Bob Riggs, from his own chariot, p.r.o.nounced the entertainment over, and then the performers and audience mingled in a gay crowd, dancing and feasting till the small hours.
"I'm sorry," said Ray, penitently, to Patty, as soon as she had a good chance. "I was a wretch, and you're an angel to speak to me at all."
"I am," agreed Patty, calmly. "Not one girl in a dozen would forgive you. It was a horrid thing to do, and you ought to be ashamed of yourself and you are. I know that. But I choose to forget the whole affair, and I only ask you never to treat anybody else so meanly."

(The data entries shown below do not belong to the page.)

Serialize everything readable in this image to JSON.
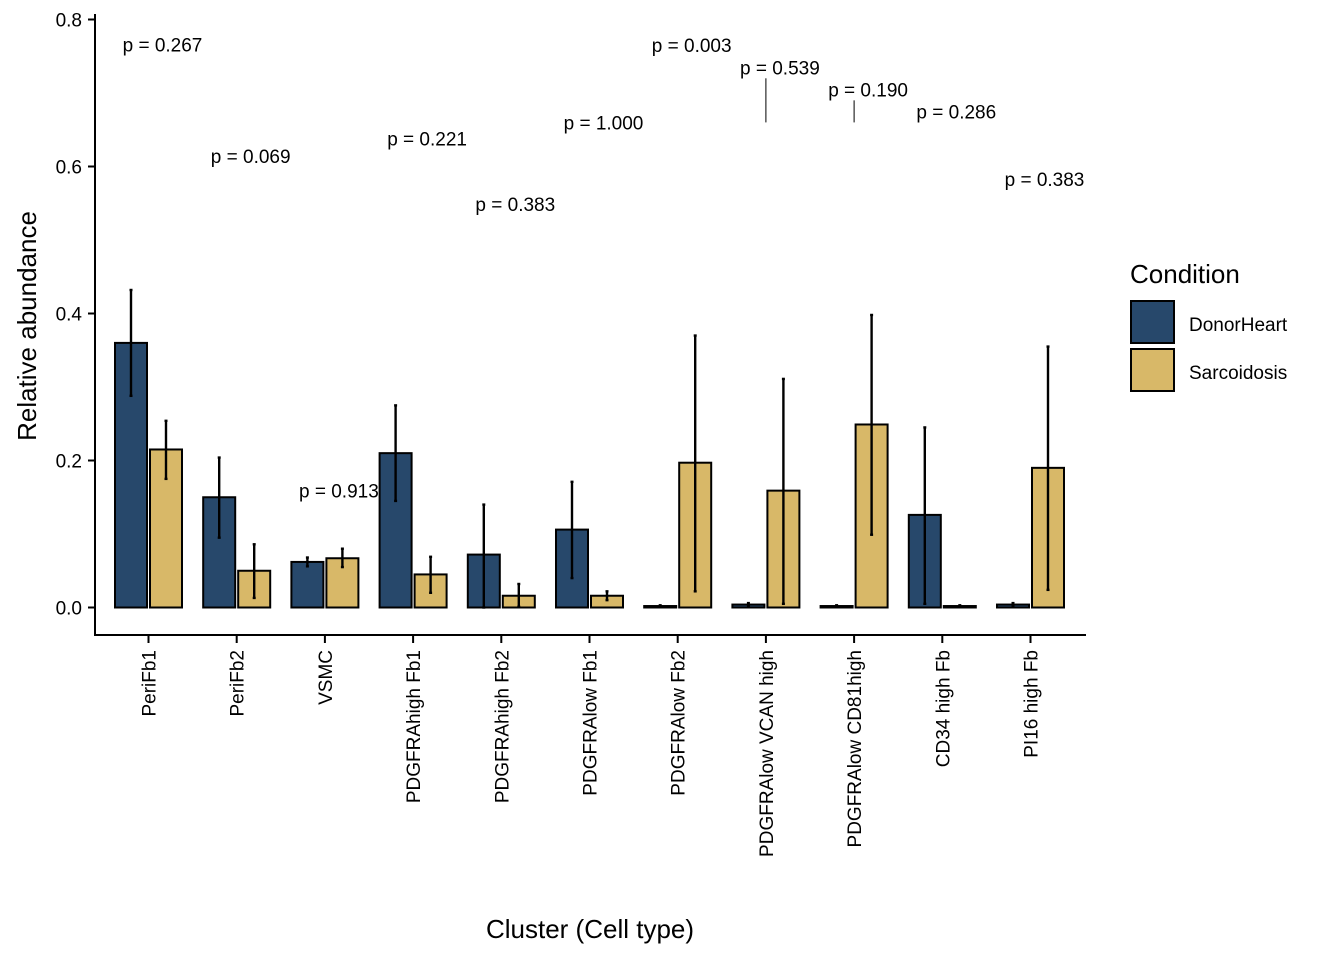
{
  "chart_data": {
    "type": "bar",
    "xlabel": "Cluster (Cell type)",
    "ylabel": "Relative abundance",
    "ylim": [
      0,
      0.8
    ],
    "yticks": [
      "0.0",
      "0.2",
      "0.4",
      "0.6",
      "0.8"
    ],
    "categories": [
      "PeriFb1",
      "PeriFb2",
      "VSMC",
      "PDGFRAhigh Fb1",
      "PDGFRAhigh Fb2",
      "PDGFRAlow Fb1",
      "PDGFRAlow Fb2",
      "PDGFRAlow VCAN high",
      "PDGFRAlow CD81high",
      "CD34 high Fb",
      "PI16 high Fb"
    ],
    "legend": {
      "title": "Condition",
      "position": "right"
    },
    "series": [
      {
        "name": "DonorHeart",
        "color": "#27486b",
        "values": [
          0.36,
          0.15,
          0.062,
          0.21,
          0.072,
          0.106,
          0.002,
          0.004,
          0.002,
          0.126,
          0.004
        ],
        "err_low": [
          0.288,
          0.095,
          0.056,
          0.145,
          0.0,
          0.04,
          0.001,
          0.002,
          0.001,
          0.005,
          0.002
        ],
        "err_high": [
          0.432,
          0.204,
          0.068,
          0.275,
          0.14,
          0.171,
          0.003,
          0.006,
          0.003,
          0.245,
          0.006
        ]
      },
      {
        "name": "Sarcoidosis",
        "color": "#d8b868",
        "values": [
          0.215,
          0.05,
          0.067,
          0.045,
          0.016,
          0.016,
          0.197,
          0.159,
          0.249,
          0.002,
          0.19
        ],
        "err_low": [
          0.175,
          0.013,
          0.055,
          0.02,
          0.001,
          0.01,
          0.022,
          0.005,
          0.099,
          0.001,
          0.024
        ],
        "err_high": [
          0.254,
          0.086,
          0.08,
          0.069,
          0.032,
          0.022,
          0.37,
          0.311,
          0.398,
          0.003,
          0.355
        ]
      }
    ],
    "pvalues": [
      {
        "category": "PeriFb1",
        "label": "p = 0.267",
        "y": 0.766
      },
      {
        "category": "PeriFb2",
        "label": "p = 0.069",
        "y": 0.614
      },
      {
        "category": "VSMC",
        "label": "p = 0.913",
        "y": 0.159
      },
      {
        "category": "PDGFRAhigh Fb1",
        "label": "p = 0.221",
        "y": 0.638
      },
      {
        "category": "PDGFRAhigh Fb2",
        "label": "p = 0.383",
        "y": 0.549
      },
      {
        "category": "PDGFRAlow Fb1",
        "label": "p = 1.000",
        "y": 0.66
      },
      {
        "category": "PDGFRAlow Fb2",
        "label": "p = 0.003",
        "y": 0.765
      },
      {
        "category": "PDGFRAlow VCAN high",
        "label": "p = 0.539",
        "y": 0.735
      },
      {
        "category": "PDGFRAlow CD81high",
        "label": "p = 0.190",
        "y": 0.705
      },
      {
        "category": "CD34 high Fb",
        "label": "p = 0.286",
        "y": 0.675
      },
      {
        "category": "PI16 high Fb",
        "label": "p = 0.383",
        "y": 0.583
      }
    ],
    "connector_lines": [
      {
        "category": "PDGFRAlow VCAN high",
        "y_from": 0.72,
        "y_to": 0.66
      },
      {
        "category": "PDGFRAlow CD81high",
        "y_from": 0.69,
        "y_to": 0.66
      }
    ]
  }
}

"I never will," promised Ray Rose. "I think you have cured me of that childish trick of 'getting even.'"
"Yes, till next time," said Patty, laughing.
CHAPTER VIII
A REAL POEM
"It's simply absurd of you, Patty," said Elise, as they reached home after the circus, "to let Ray Rose off so easily. She cut up an awfully mean trick, and she ought to be made to suffer for it."
"Now, now, Elise, it's my own little kettle of fish, and you must keep out of it. You see, it makes a difference who does a thing. If Ray Rose were an intimate friend of mine, I should resent her performance and make a fuss about it. But she is such a casual acquaintance,--why, probably I shall never see her again after I go away from Lakewood,--and so I consider it better judgment to ignore her silly prank, rather than stir up a fuss about it."

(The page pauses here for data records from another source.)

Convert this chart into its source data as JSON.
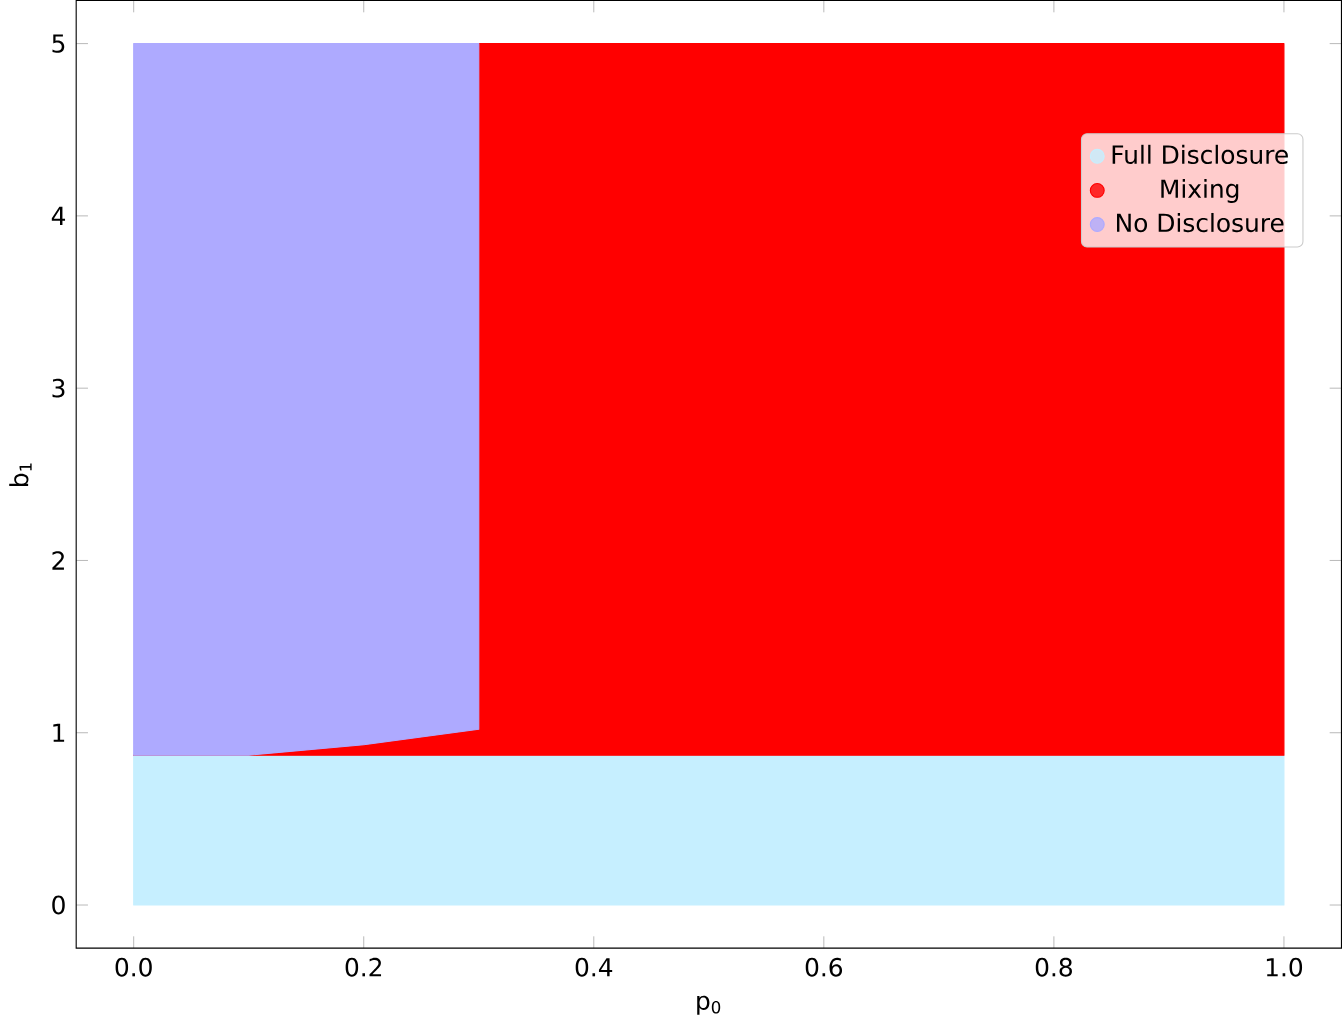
{
  "chart_data": {
    "type": "area",
    "stacked": true,
    "xlabel": "p$_{0}$",
    "ylabel": "b$_{1}$",
    "x": [
      0,
      0.1,
      0.2,
      0.3,
      0.3,
      1.0
    ],
    "series": [
      {
        "name": "Full Disclosure",
        "color": "#c6efff",
        "values": [
          0.87,
          0.87,
          0.87,
          0.87,
          0.87,
          0.87
        ]
      },
      {
        "name": "Mixing",
        "color": "#ff0000",
        "values": [
          0,
          0,
          0.06,
          0.15,
          4.13,
          4.13
        ]
      },
      {
        "name": "No Disclosure",
        "color": "#aeaaff",
        "x": [
          0,
          0.1,
          0.2,
          0.3
        ],
        "values": [
          4.13,
          4.13,
          4.07,
          3.98
        ]
      }
    ],
    "xlim": [
      -0.05,
      1.05
    ],
    "ylim": [
      -0.25,
      5.25
    ],
    "xticks": [
      {
        "value": 0,
        "label": "0.0"
      },
      0.2,
      0.4,
      0.6,
      0.8,
      {
        "value": 1,
        "label": "1.0"
      }
    ],
    "yticks": [
      0,
      1,
      2,
      3,
      4,
      5
    ],
    "legend": "top right",
    "grid": false
  }
}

"I don't agree with you, you're all wrong; but tell me the whole story.
What did she do?"
"You see, she was determined to do that hoop dance, and the only way she could think of, to get me out of it, was to get me over to her house and lock me up there. It was a slim chance I had of getting out, but I managed it. She called me over by telephone, and then locked me in her bedroom. How did she get my clothes?"
"Sent a maid over here, saying that you were at her house and wanted your costume sent over. I thought you were helping her, in your usual idiotic 'helping hand' way, and I sent the dress and all the belongings."
"Well, of course, I knew nothing about all that. So, I suppose the little minx dressed herself and put on the long cloak and walked off.
She is boss in her own home, I know that, and, as I learned later, her father and mother were out to dinner, so she ordered the servants to pay no attention to any call or disturbance I might make. I sized it up, and I felt pretty sure no screaming or yelling or battering at the door would do any good, so I pondered on a move of strategy. But I couldn't think of anything for a long time, and had just about made up my mind to spend the evening there, when I made one desperate attempt and it succeeded. I wrote a note to Sarah to come over there and say she had to give me a certain medicine at that hour, or I would be ill.
And I told her to wear a thick veil and a long cloak. She did all this, and I just slipped into her cloak and hat and veil and came out the door in her place, leaving her behind. They thought it was Sarah who came out, of course."
"Fine! Patty, you're a genius! How did you get the note to Sarah?"
"Tied it to Ray's hairbrush and threw it at the feet of a young man who was going by. On the outside I wrote, 'Please take this quickly to Sarah Moore at George Farrington's,' and gave the address. I added, 'Hurry, as it is a matter of tremendous importance!' And I'd like to know who that young man was."